Indications of Putin’s intent were therefore perfectly clear; yet Europe continued its unwise dependence on Russian fuel. Germany, in particular, agreed to the controversial Nord Stream 2 pipeline to speed the flow of Russian gas. That project is now on ice after Chancellor Scholz’s decision to suspend the process of certification in the wake of the invasion of Ukraine.

Scholz, however, knows only too well how vulnerable Germany is to interruption of the gas supply, and is now scrambling to identify other sources of energy, including burning more coal, previously considered unthinkable.

The United Kingdom, fortunately, is considerably less reliant on Russian gas, which accounts for only around 3 percent of our national requirement. Most of the gas consumed here comes from our own reserves in the North Sea and from the friendly country of Norway. Nevertheless, Russia’s aggression has underlined the need to ensure that our supply of energy is secured.

The Government will therefore soon announce the British Energy Security Strategy, which will set out how the country can be self-reliant for energy and not susceptible to blackmail from the likes of Putin.

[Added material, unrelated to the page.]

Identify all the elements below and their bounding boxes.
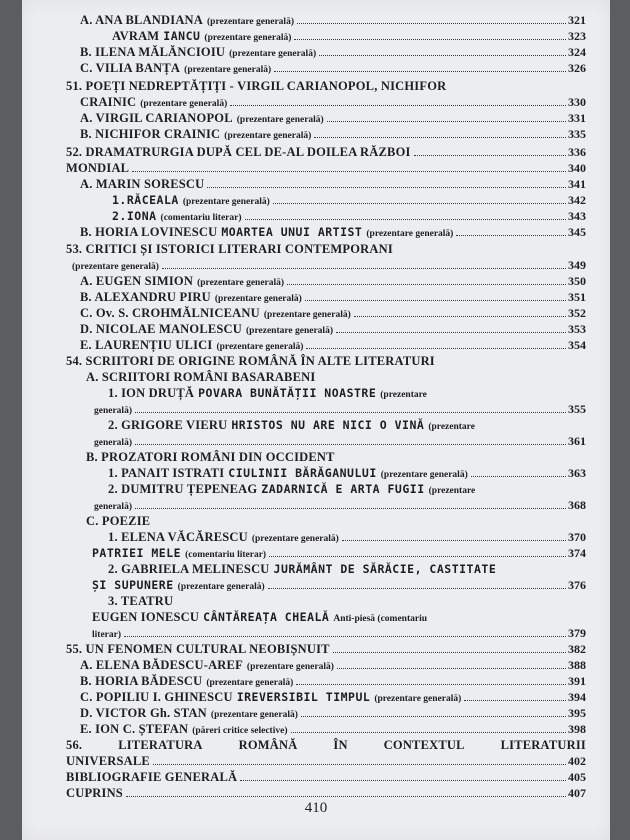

The Strategy should be an opportunity for North Wales to realise its potential for energy generation. Nuclear and tidal schemes should be advanced as a matter of priority. The Prime Minister has already said that he wants to announce a new nuclear project in this Parliament. Where better than Wylfa, once described to me by Hitachi’s senior engineer as the best site for a nuclear station he had seen anywhere in the world.

Small modular nuclear reactors, too, must be developed, with Trawsfynydd an obvious location.

And now is the time to go full steam ahead with the proposed Colwyn Bay tidal lagoon.

Achieving security of energy supply requires a national effort of wartime proportions. And North Wales is well placed to play its full part in that effort.